ORIGINALLY PUBLISHED IN THE GEORGIA STRAIGHT, JULY 8, 1999
By Steve Newton
Robert Cray isn’t known for covering other people’s material, but on his latest CD, Take Your Shoes Off, he was happy to take on Willie Dixon’s “Tollin’ Bells”, as well as the 1964 Solomon Burke chestnut “Won’t You Give Him (One More Chance)”. The latter tune was one that he’d been thinking about for some time.
“I remembered it from bein’ a young kid,” says Cray from his home in San Francisco. “My mom’s sister used to play it over and over and over again. So at rehearsals I’d go, ‘You know, there’s one song by Solomon Burke that’s been goin’ through my mind, but I don’t have a copy of it.’ Then my keyboard player went out and found it on a CD, and the guys liked it, so we worked it out.
“There’s a lot of great songs out there,” he adds, “so if you’re gonna do a cover, there’s a lot of options. But some songs I deem highly religious, that I don’t think anybody should cover—including myself. And then there’s some songs where you go, ‘Ah, I might be able to do a decent job on this one.’ So that’s the way I look at it.”
One tune on Take Your Shoes Off that sounds as though it might be a golden oldie is the first single, “24-7 Man”, but while it was written by R&B great Mack Rice of “Mustang Sally” fame, it’s actually a new composition. It gets that horn-punctuated Stax feel with the help of trumpeter Wayne Jackson and tenor saxophonist Andrew Love, aka the Memphis Horns, who will accompany Cray’s band when it visits the Rage on Tuesday (July 13).
“It’s great to have Wayne and Andrew out with us again,” notes Cray. “We’ve worked off and on with them since the Strong Persuader days, and whenever we give ’em a call, if they’re able, they’re out.”
Strong Persuader is the Grammy-winning ’86 release that broke Cray, bolstered by heavily played singles such as “Smokin’ Gun” and “Right Next Door (Because of Me)”. Cray became widely known for his yearning vocals and biting guitar work, but the fiery fretting has been seriously toned down on Take Your Shoes Off, which may leave some of his long-time fans feeling a tad burned. More than a blues-guitar opus, Cray’s latest is a paean to ’60s-era soul music, with production by Steve Jordan, who also played various instruments on the CD.
“I just called Steve up as an idea,” says Cray, “maybe to have him come in and do a coupla songs with us. And in my conversations with him over the last summer, I found out we were on the right page. And I’d had opportunities to work with Steve in the past on [Taylor Hackford’s Chuck Berry concert film] Hail! Hail! Rock ’n’ Roll, and when he played with Keith Richards in the X-Pensive Winos. I knew he had a wide-open mind, so I gave him the rein and just let him take over the whole thing.”

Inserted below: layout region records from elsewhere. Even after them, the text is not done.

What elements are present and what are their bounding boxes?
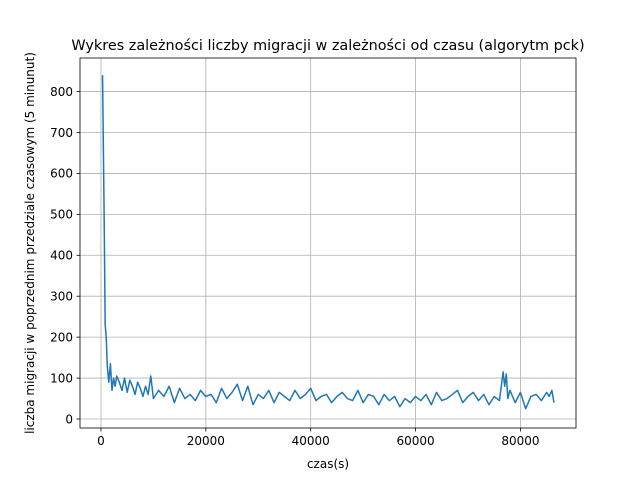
y-tick-label: 0 [65, 412, 73, 426]
y-tick-label: 700 [50, 126, 73, 140]
chart-title: Wykres zależności liczby migracji w zale… [71, 38, 584, 54]
x-tick-label: 20000 [187, 434, 225, 448]
plot-background [80, 58, 576, 428]
y-tick-label: 100 [50, 371, 73, 385]
y-tick-label: 400 [50, 249, 73, 263]
plot-frame [79, 57, 577, 429]
y-tick-label: 500 [50, 208, 73, 222]
x-tick-label: 0 [97, 434, 105, 448]
x-tick-label: 80000 [501, 434, 539, 448]
x-axis-label: czas(s) [307, 457, 349, 471]
y-tick-label: 300 [50, 290, 73, 304]
x-axis-ticks: 0 20000 40000 60000 80000 [97, 428, 540, 448]
y-tick-label: 800 [50, 85, 73, 99]
x-tick-label: 40000 [292, 434, 330, 448]
y-axis-ticks: 0 100 200 300 400 500 600 700 800 [50, 85, 80, 426]
y-tick-label: 200 [50, 330, 73, 344]
grid-lines [80, 58, 576, 428]
y-tick-label: 600 [50, 167, 73, 181]
x-tick-label: 60000 [396, 434, 434, 448]
y-axis-label: liczba migracji w poprzednim przedziale … [23, 52, 37, 434]
series-line [101, 75, 555, 410]
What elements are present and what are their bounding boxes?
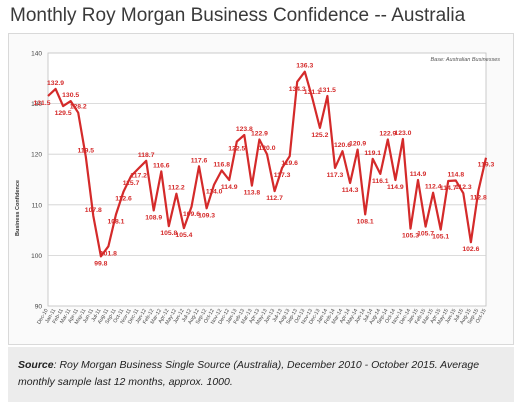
- y-tick-label: 130: [31, 101, 42, 108]
- data-label: 116.6: [153, 162, 170, 169]
- data-label: 105.7: [417, 231, 434, 238]
- data-label: 119.1: [364, 150, 381, 157]
- source-caption: Source: Roy Morgan Business Single Sourc…: [8, 347, 514, 402]
- data-label: 112.2: [168, 185, 185, 192]
- data-label: 118.7: [138, 152, 155, 159]
- data-label: 120.0: [258, 145, 275, 152]
- data-label: 129.5: [55, 110, 72, 117]
- data-label: 108.1: [357, 218, 374, 225]
- data-label: 105.3: [402, 233, 419, 240]
- data-label: 123.8: [236, 126, 253, 133]
- data-label: 117.2: [130, 172, 147, 179]
- data-label: 112.3: [455, 184, 472, 191]
- data-label: 112.6: [115, 196, 132, 203]
- y-tick-label: 110: [32, 202, 43, 209]
- data-label: 116.1: [372, 178, 389, 185]
- data-label: 120.9: [349, 141, 366, 148]
- data-label: 116.8: [213, 161, 230, 168]
- y-tick-label: 120: [31, 152, 42, 159]
- data-label: 131.5: [33, 100, 50, 107]
- data-label: 125.2: [311, 132, 328, 139]
- data-label: 136.3: [296, 63, 313, 70]
- data-label: 112.7: [266, 195, 283, 202]
- data-label: 108.1: [107, 218, 124, 225]
- y-tick-label: 90: [35, 304, 43, 311]
- data-label: 105.1: [432, 234, 449, 241]
- source-label: Source: [18, 359, 54, 371]
- data-label: 112.8: [470, 195, 487, 202]
- data-label: 114.9: [387, 184, 404, 191]
- data-label: 114.0: [206, 189, 223, 196]
- data-label: 105.4: [175, 232, 192, 239]
- data-label: 109.3: [198, 212, 215, 219]
- base-annotation: Base: Australian Businesses: [431, 57, 501, 63]
- y-axis-label: Business Confidence: [15, 180, 21, 236]
- data-label: 114.3: [342, 187, 359, 194]
- data-label: 105.8: [160, 230, 177, 237]
- data-label: 119.3: [478, 162, 495, 169]
- data-label: 107.8: [85, 207, 102, 214]
- data-label: 123.0: [394, 130, 411, 137]
- data-label: 119.5: [77, 148, 94, 155]
- data-label: 112.4: [425, 184, 442, 191]
- data-label: 122.9: [379, 131, 396, 138]
- series-line: [47, 70, 488, 258]
- data-label: 108.9: [145, 214, 162, 221]
- data-label: 99.8: [94, 260, 107, 267]
- data-label: 113.8: [244, 190, 261, 197]
- data-label: 114.7: [440, 185, 457, 192]
- data-label: 119.6: [281, 160, 298, 167]
- data-label: 101.8: [100, 250, 117, 257]
- data-label: 131.1: [304, 89, 321, 96]
- data-label: 134.3: [289, 86, 306, 93]
- chart-title: Monthly Roy Morgan Business Confidence -…: [10, 5, 466, 26]
- data-label: 117.6: [191, 157, 208, 164]
- y-tick-label: 100: [31, 253, 42, 260]
- data-label: 115.7: [123, 180, 140, 187]
- y-tick-label: 140: [31, 51, 42, 58]
- data-label: 114.9: [410, 171, 427, 178]
- data-label: 122.9: [251, 131, 268, 138]
- source-text: : Roy Morgan Business Single Source (Aus…: [18, 359, 480, 388]
- data-label: 114.9: [221, 184, 238, 191]
- data-label: 131.5: [319, 87, 336, 94]
- data-label: 114.8: [447, 172, 464, 179]
- data-label: 120.6: [334, 142, 351, 149]
- data-label: 117.3: [327, 172, 344, 179]
- data-label: 102.6: [462, 246, 479, 253]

With Jordan at the helm, Cray and his band holed up at Woodland Studios in Nashville. It was the first time Cray had laid down tracks in Music City, USA. “There are some great old studios there,” he reports, “and that was why we had gone to Nashville as opposed to going back to Memphis, where we did the previous record. But it also helped us out as far as all the other sidemen that worked on the record—Jack Hale on trombone, Jim Horn on tenor saxophone, [Cajun accordionist] Jo-El Sonnier. They all live in Nashville. So it was very convenient for people.”
Cray experienced another first with Take Your Shoes Off. It’s his first release on Rykodisc after 13 years on Mercury. The 46-year-old musician felt that his long-time label wasn’t promoting his albums as much as they deserved.
“Records were coming out,” he says, “and there’d be a push for several weeks, but that was it. As a band, you’re out on the road working, and you expect to see the records in the stores, and records weren’t in the stores. We’d play and people wouldn’t even know we had a record out, so it was time to go.”